Earlier this year, Tyrone Borough decided to “opt in” to the state’s Uniform Construction Code.
Now after months of discussion and a review of its options, borough council agreed on Monday night about which direction to take to enforce the code after legislators made revisions to it and Governor Ed Rendell signed those changes into law in July.
Several months ago, the borough passed an ordinance to enforce the UCC with an effective date of July 1, 2004. A new fee schedule was also adopted. The ordinance and new fee schedule replaced the ones in effect under the borough’s previous building code.
Then the legislature enacted the revisions after the new ordinance took effect in the borough.
Since Tyrone had a previous building code prior to the adoption of the UCC , the borough had the right under state law to chose one of three options in terms of enforcing the UCC for residential repairs. The revisions to the UCC signed into law in July did not affect the commercial part of the code.
Code Enforcement officer Tom Lang had briefed council and the public on the issue at previous meetings and explained he was using the borough’s pre-July 1 code for the issuing of residential permits for repairs and alterations. Under state law, the borough was allowed to revert to the old code. After the revisions to the UCC took effect in mid-July, Lang told council that he was enforcing residential repair and permit issues under the borough’s old code. However the new fee structure remained in effect.
He also explained the borough had three options on how to enforce the code regarding residential matters.
Under the first option, the borough could enforce the UCC using the revisions signed into law in July. Under the second option, the borough could use its pre-July 1 code for residential issues. That code did not require permits for work done on existing plumbing, electrical or mechanical systems. Finally the borough could adopt an ordinance which would require permits for residential repairs and alterations which would reflect the requirements of the UCC prior to the exemptions which the state agreed to allow in July. Under that option, permits and inspections would be required for plumbing, electrical and mechanical systems.
Mayor Patricia Stoner had asked council to come up with their opinions on the issue. The mayor said she and councilman Bill Fink were the only members of council to submit such recommendations.
In an Oct. 8, 2004 memo to council the mayor said she favored reverting back to the borough’s previous code (option two) with some changes. The mayor reiterated those ideas at Monday’s meeting and councilman Fink concurred with the recommendations.
The mayor suggested the following: no permits would be required for interior repairs and replacements; for example, kitchen cabinets and trim. She also recommended no permits be required for floor replacement and coverings, hot water tanks, plumbing and electrical work, exterior and interior painting, window and door replacements equal to the size of the ones being replaced, driveways, so long as the portion that encompasses the sidewalk is not black top and private sidewalks that are not adjacent to borough right-of-ways.

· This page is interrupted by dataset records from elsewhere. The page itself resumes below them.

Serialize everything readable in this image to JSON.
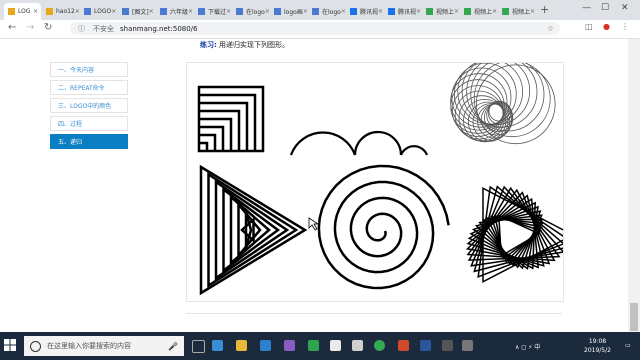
{
  "browser": {
    "tabs": [
      {
        "label": "LOG",
        "active": true
      },
      {
        "label": "hao12"
      },
      {
        "label": "LOGO"
      },
      {
        "label": "[图文]"
      },
      {
        "label": "六年级"
      },
      {
        "label": "下载过"
      },
      {
        "label": "在logo"
      },
      {
        "label": "logo画"
      },
      {
        "label": "在logo"
      },
      {
        "label": "腾讯视"
      },
      {
        "label": "腾讯视"
      },
      {
        "label": "视频上"
      },
      {
        "label": "视频上"
      },
      {
        "label": "视频上"
      }
    ],
    "security_label": "不安全",
    "url": "shanmang.net:5080/6",
    "window_controls": [
      "—",
      "☐",
      "✕"
    ]
  },
  "page": {
    "exercise_label": "练习:",
    "exercise_text": "用递归实现下列图形。",
    "sidebar": [
      {
        "label": "一、今天内容"
      },
      {
        "label": "二、REPEAT命令"
      },
      {
        "label": "三、LOGO中的颜色"
      },
      {
        "label": "四、过程"
      },
      {
        "label": "五、递归",
        "active": true
      }
    ]
  },
  "taskbar": {
    "search_placeholder": "在这里输入你要搜索的内容",
    "tray_text": "∧ ◻ ⚡ 中",
    "time": "19:08",
    "date": "2019/5/2"
  },
  "colors": {
    "accent": "#0a7ec2",
    "taskbar": "#1c2a3d",
    "link": "#3a8fd4"
  }
}
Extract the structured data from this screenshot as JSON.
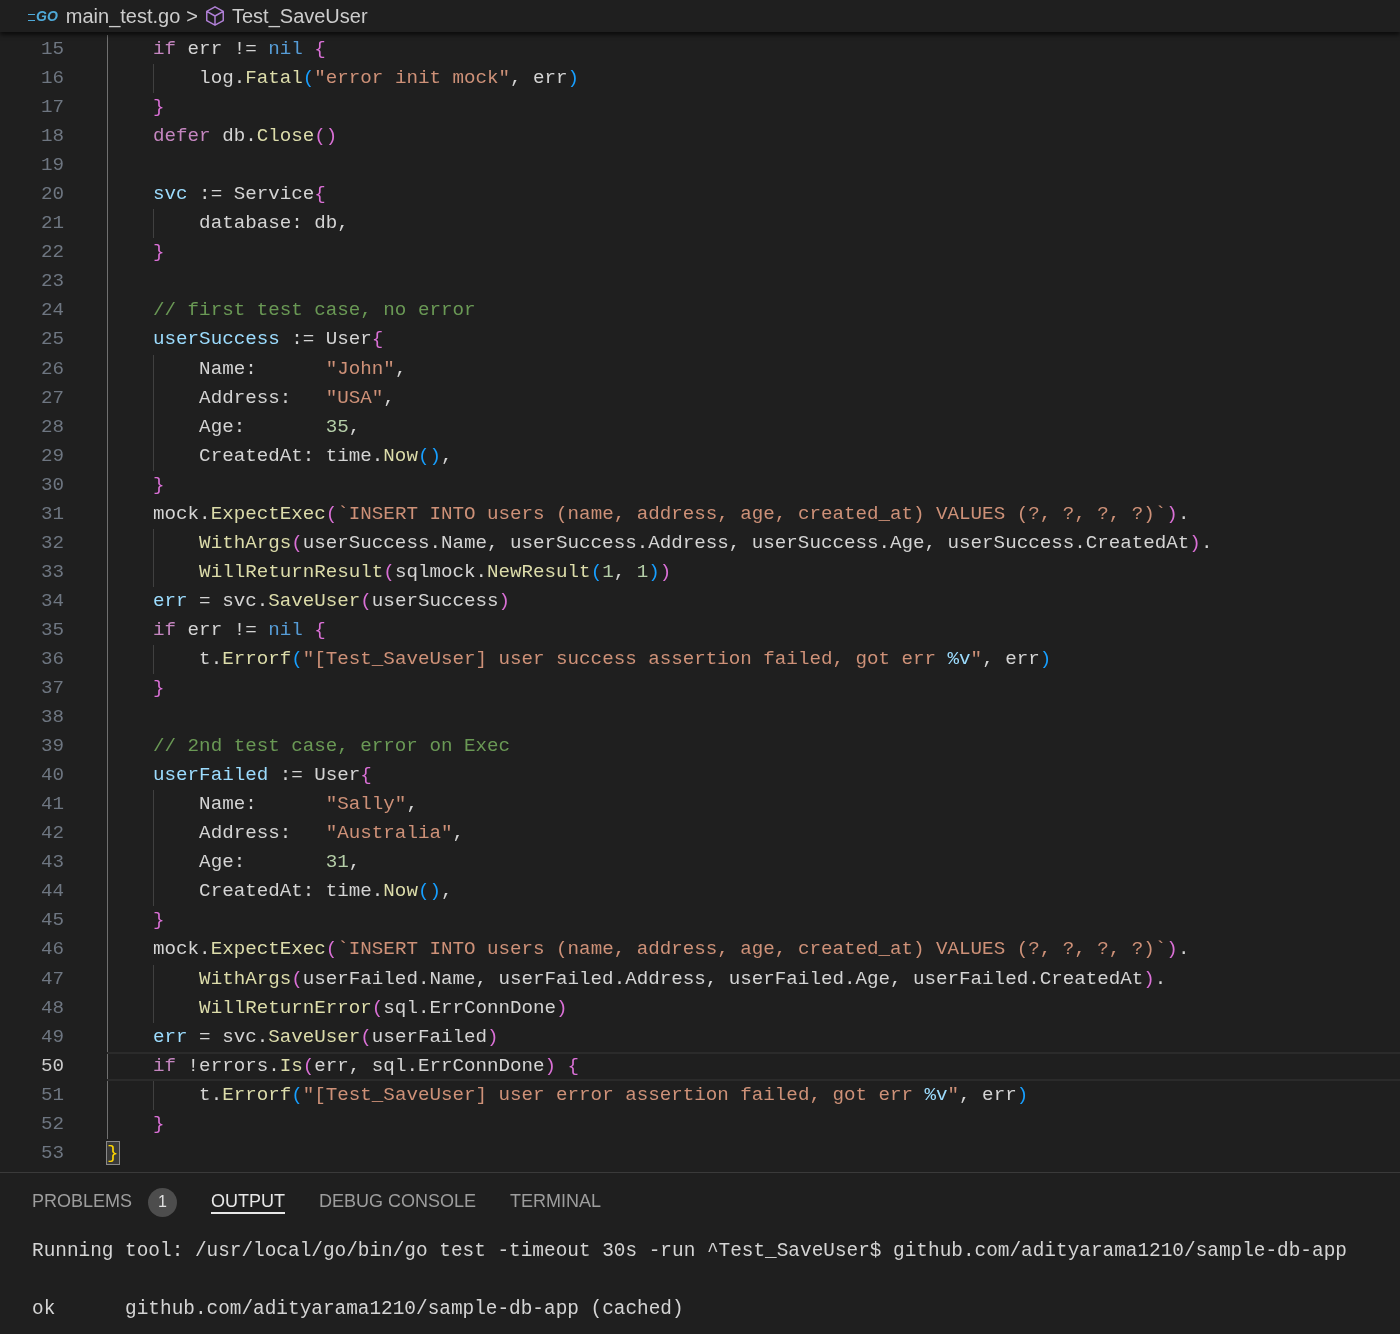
{
  "breadcrumb": {
    "file_icon_text": "GO",
    "file": "main_test.go",
    "separator": ">",
    "symbol": "Test_SaveUser"
  },
  "editor": {
    "lines": [
      {
        "n": "15",
        "current": false,
        "tokens": [
          {
            "text": "    if",
            "kind": "kw"
          },
          {
            "text": " err != ",
            "kind": "txt"
          },
          {
            "text": "nil",
            "kind": "con"
          },
          {
            "text": " {",
            "kind": "b2"
          }
        ]
      },
      {
        "n": "16",
        "current": false,
        "tokens": [
          {
            "text": "        log.",
            "kind": "txt"
          },
          {
            "text": "Fatal",
            "kind": "fn"
          },
          {
            "text": "(",
            "kind": "b3"
          },
          {
            "text": "\"error init mock\"",
            "kind": "str"
          },
          {
            "text": ", err",
            "kind": "txt"
          },
          {
            "text": ")",
            "kind": "b3"
          }
        ]
      },
      {
        "n": "17",
        "current": false,
        "tokens": [
          {
            "text": "    }",
            "kind": "b2"
          }
        ]
      },
      {
        "n": "18",
        "current": false,
        "tokens": [
          {
            "text": "    defer",
            "kind": "kw"
          },
          {
            "text": " db.",
            "kind": "txt"
          },
          {
            "text": "Close",
            "kind": "fn"
          },
          {
            "text": "()",
            "kind": "b2"
          }
        ]
      },
      {
        "n": "19",
        "current": false
      },
      {
        "n": "20",
        "current": false,
        "tokens": [
          {
            "text": "    svc",
            "kind": "var"
          },
          {
            "text": " := Service",
            "kind": "txt"
          },
          {
            "text": "{",
            "kind": "b2"
          }
        ]
      },
      {
        "n": "21",
        "current": false,
        "tokens": [
          {
            "text": "        database: db,",
            "kind": "txt"
          }
        ]
      },
      {
        "n": "22",
        "current": false,
        "tokens": [
          {
            "text": "    }",
            "kind": "b2"
          }
        ]
      },
      {
        "n": "23",
        "current": false
      },
      {
        "n": "24",
        "current": false,
        "tokens": [
          {
            "text": "    // first test case, no error",
            "kind": "com"
          }
        ]
      },
      {
        "n": "25",
        "current": false,
        "tokens": [
          {
            "text": "    userSuccess",
            "kind": "var"
          },
          {
            "text": " := User",
            "kind": "txt"
          },
          {
            "text": "{",
            "kind": "b2"
          }
        ]
      },
      {
        "n": "26",
        "current": false,
        "tokens": [
          {
            "text": "        Name:      ",
            "kind": "txt"
          },
          {
            "text": "\"John\"",
            "kind": "str"
          },
          {
            "text": ",",
            "kind": "txt"
          }
        ]
      },
      {
        "n": "27",
        "current": false,
        "tokens": [
          {
            "text": "        Address:   ",
            "kind": "txt"
          },
          {
            "text": "\"USA\"",
            "kind": "str"
          },
          {
            "text": ",",
            "kind": "txt"
          }
        ]
      },
      {
        "n": "28",
        "current": false,
        "tokens": [
          {
            "text": "        Age:       ",
            "kind": "txt"
          },
          {
            "text": "35",
            "kind": "num"
          },
          {
            "text": ",",
            "kind": "txt"
          }
        ]
      },
      {
        "n": "29",
        "current": false,
        "tokens": [
          {
            "text": "        CreatedAt: time.",
            "kind": "txt"
          },
          {
            "text": "Now",
            "kind": "fn"
          },
          {
            "text": "()",
            "kind": "b3"
          },
          {
            "text": ",",
            "kind": "txt"
          }
        ]
      },
      {
        "n": "30",
        "current": false,
        "tokens": [
          {
            "text": "    }",
            "kind": "b2"
          }
        ]
      },
      {
        "n": "31",
        "current": false,
        "tokens": [
          {
            "text": "    mock.",
            "kind": "txt"
          },
          {
            "text": "ExpectExec",
            "kind": "fn"
          },
          {
            "text": "(",
            "kind": "b2"
          },
          {
            "text": "`INSERT INTO users (name, address, age, created_at) VALUES (?, ?, ?, ?)`",
            "kind": "str"
          },
          {
            "text": ")",
            "kind": "b2"
          },
          {
            "text": ".",
            "kind": "txt"
          }
        ]
      },
      {
        "n": "32",
        "current": false,
        "tokens": [
          {
            "text": "        WithArgs",
            "kind": "fn"
          },
          {
            "text": "(",
            "kind": "b2"
          },
          {
            "text": "userSuccess.Name, userSuccess.Address, userSuccess.Age, userSuccess.CreatedAt",
            "kind": "txt"
          },
          {
            "text": ")",
            "kind": "b2"
          },
          {
            "text": ".",
            "kind": "txt"
          }
        ]
      },
      {
        "n": "33",
        "current": false,
        "tokens": [
          {
            "text": "        WillReturnResult",
            "kind": "fn"
          },
          {
            "text": "(",
            "kind": "b2"
          },
          {
            "text": "sqlmock.",
            "kind": "txt"
          },
          {
            "text": "NewResult",
            "kind": "fn"
          },
          {
            "text": "(",
            "kind": "b3"
          },
          {
            "text": "1",
            "kind": "num"
          },
          {
            "text": ", ",
            "kind": "txt"
          },
          {
            "text": "1",
            "kind": "num"
          },
          {
            "text": ")",
            "kind": "b3"
          },
          {
            "text": ")",
            "kind": "b2"
          }
        ]
      },
      {
        "n": "34",
        "current": false,
        "tokens": [
          {
            "text": "    err",
            "kind": "var"
          },
          {
            "text": " = svc.",
            "kind": "txt"
          },
          {
            "text": "SaveUser",
            "kind": "fn"
          },
          {
            "text": "(",
            "kind": "b2"
          },
          {
            "text": "userSuccess",
            "kind": "txt"
          },
          {
            "text": ")",
            "kind": "b2"
          }
        ]
      },
      {
        "n": "35",
        "current": false,
        "tokens": [
          {
            "text": "    if",
            "kind": "kw"
          },
          {
            "text": " err != ",
            "kind": "txt"
          },
          {
            "text": "nil",
            "kind": "con"
          },
          {
            "text": " {",
            "kind": "b2"
          }
        ]
      },
      {
        "n": "36",
        "current": false,
        "tokens": [
          {
            "text": "        t.",
            "kind": "txt"
          },
          {
            "text": "Errorf",
            "kind": "fn"
          },
          {
            "text": "(",
            "kind": "b3"
          },
          {
            "text": "\"[Test_SaveUser] user success assertion failed, got err ",
            "kind": "str"
          },
          {
            "text": "%v",
            "kind": "esc"
          },
          {
            "text": "\"",
            "kind": "str"
          },
          {
            "text": ", err",
            "kind": "txt"
          },
          {
            "text": ")",
            "kind": "b3"
          }
        ]
      },
      {
        "n": "37",
        "current": false,
        "tokens": [
          {
            "text": "    }",
            "kind": "b2"
          }
        ]
      },
      {
        "n": "38",
        "current": false
      },
      {
        "n": "39",
        "current": false,
        "tokens": [
          {
            "text": "    // 2nd test case, error on Exec",
            "kind": "com"
          }
        ]
      },
      {
        "n": "40",
        "current": false,
        "tokens": [
          {
            "text": "    userFailed",
            "kind": "var"
          },
          {
            "text": " := User",
            "kind": "txt"
          },
          {
            "text": "{",
            "kind": "b2"
          }
        ]
      },
      {
        "n": "41",
        "current": false,
        "tokens": [
          {
            "text": "        Name:      ",
            "kind": "txt"
          },
          {
            "text": "\"Sally\"",
            "kind": "str"
          },
          {
            "text": ",",
            "kind": "txt"
          }
        ]
      },
      {
        "n": "42",
        "current": false,
        "tokens": [
          {
            "text": "        Address:   ",
            "kind": "txt"
          },
          {
            "text": "\"Australia\"",
            "kind": "str"
          },
          {
            "text": ",",
            "kind": "txt"
          }
        ]
      },
      {
        "n": "43",
        "current": false,
        "tokens": [
          {
            "text": "        Age:       ",
            "kind": "txt"
          },
          {
            "text": "31",
            "kind": "num"
          },
          {
            "text": ",",
            "kind": "txt"
          }
        ]
      },
      {
        "n": "44",
        "current": false,
        "tokens": [
          {
            "text": "        CreatedAt: time.",
            "kind": "txt"
          },
          {
            "text": "Now",
            "kind": "fn"
          },
          {
            "text": "()",
            "kind": "b3"
          },
          {
            "text": ",",
            "kind": "txt"
          }
        ]
      },
      {
        "n": "45",
        "current": false,
        "tokens": [
          {
            "text": "    }",
            "kind": "b2"
          }
        ]
      },
      {
        "n": "46",
        "current": false,
        "tokens": [
          {
            "text": "    mock.",
            "kind": "txt"
          },
          {
            "text": "ExpectExec",
            "kind": "fn"
          },
          {
            "text": "(",
            "kind": "b2"
          },
          {
            "text": "`INSERT INTO users (name, address, age, created_at) VALUES (?, ?, ?, ?)`",
            "kind": "str"
          },
          {
            "text": ")",
            "kind": "b2"
          },
          {
            "text": ".",
            "kind": "txt"
          }
        ]
      },
      {
        "n": "47",
        "current": false,
        "tokens": [
          {
            "text": "        WithArgs",
            "kind": "fn"
          },
          {
            "text": "(",
            "kind": "b2"
          },
          {
            "text": "userFailed.Name, userFailed.Address, userFailed.Age, userFailed.CreatedAt",
            "kind": "txt"
          },
          {
            "text": ")",
            "kind": "b2"
          },
          {
            "text": ".",
            "kind": "txt"
          }
        ]
      },
      {
        "n": "48",
        "current": false,
        "tokens": [
          {
            "text": "        WillReturnError",
            "kind": "fn"
          },
          {
            "text": "(",
            "kind": "b2"
          },
          {
            "text": "sql.ErrConnDone",
            "kind": "txt"
          },
          {
            "text": ")",
            "kind": "b2"
          }
        ]
      },
      {
        "n": "49",
        "current": false,
        "tokens": [
          {
            "text": "    err",
            "kind": "var"
          },
          {
            "text": " = svc.",
            "kind": "txt"
          },
          {
            "text": "SaveUser",
            "kind": "fn"
          },
          {
            "text": "(",
            "kind": "b2"
          },
          {
            "text": "userFailed",
            "kind": "txt"
          },
          {
            "text": ")",
            "kind": "b2"
          }
        ]
      },
      {
        "n": "50",
        "current": true,
        "tokens": [
          {
            "text": "    if",
            "kind": "kw"
          },
          {
            "text": " !errors.",
            "kind": "txt"
          },
          {
            "text": "Is",
            "kind": "fn"
          },
          {
            "text": "(",
            "kind": "b2"
          },
          {
            "text": "err, sql.ErrConnDone",
            "kind": "txt"
          },
          {
            "text": ")",
            "kind": "b2"
          },
          {
            "text": " {",
            "kind": "b2"
          }
        ]
      },
      {
        "n": "51",
        "current": false,
        "tokens": [
          {
            "text": "        t.",
            "kind": "txt"
          },
          {
            "text": "Errorf",
            "kind": "fn"
          },
          {
            "text": "(",
            "kind": "b3"
          },
          {
            "text": "\"[Test_SaveUser] user error assertion failed, got err ",
            "kind": "str"
          },
          {
            "text": "%v",
            "kind": "esc"
          },
          {
            "text": "\"",
            "kind": "str"
          },
          {
            "text": ", err",
            "kind": "txt"
          },
          {
            "text": ")",
            "kind": "b3"
          }
        ]
      },
      {
        "n": "52",
        "current": false,
        "tokens": [
          {
            "text": "    }",
            "kind": "b2"
          }
        ]
      },
      {
        "n": "53",
        "current": false,
        "tokens": [
          {
            "text": "}",
            "kind": "b1m"
          }
        ]
      }
    ]
  },
  "panel": {
    "tabs": [
      {
        "label": "PROBLEMS",
        "badge": "1",
        "selected": false
      },
      {
        "label": "OUTPUT",
        "selected": true
      },
      {
        "label": "DEBUG CONSOLE",
        "selected": false
      },
      {
        "label": "TERMINAL",
        "selected": false
      }
    ],
    "output": [
      "Running tool: /usr/local/go/bin/go test -timeout 30s -run ^Test_SaveUser$ github.com/adityarama1210/sample-db-app",
      "ok      github.com/adityarama1210/sample-db-app (cached)"
    ]
  }
}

The mayor recommended permits be required for roof replacement, exterior siding, porches and decks, railings and steps, public sidewalks, retaining walls over four feet in height, fences and new construction and accessory structures such as house additions, garages, sheds, car ports, etc.
The mayor also recommended the fee structure for residential repairs and alterations be rolled back to the ones in place under the pre-July 1 code.
In her memo, she said, “I do…think permitting is necessary if we are to maintain a certain standard within the borough. I think permits should be required for projects where inferior work could present safety issues, as well as open up our constituents to ‘scam artists.’ If we do not permit, we have no way of knowing who is in our borough and what they are doing, plus the fact that we need to be sure that people are in compliance with our zoning regulations.’’
Council voted by motion to have solicitor Larry Clapper prepare an ordinance to reflect the revisions recommended by the mayor.
Lang said he was informed by Clapper the changes would require an amendment to the ordinance which took effect July 1.
Lang also said for now, and at least until the end of the year, the borough will continue to use the fee structure which took effect this past summer as part of the borough’s decision to “opt in” to the UCC. He said very few people would be affected since there aren’t many permits issued this time of the year.
Council is expected to have the amended ordinance in time for adoption in December. The council usually reviews fee structures for the upcoming fiscal year in December as part of its budget process.
The borough is expected to approve reverting back to the fees under the old building code; the one in effect before July 1, 2004. The change would take effect on Jan. 1, 2005.
The fees for permits would revert to $10 for the first $1,000 of construction costs and $5 for every $1,000 thereafter.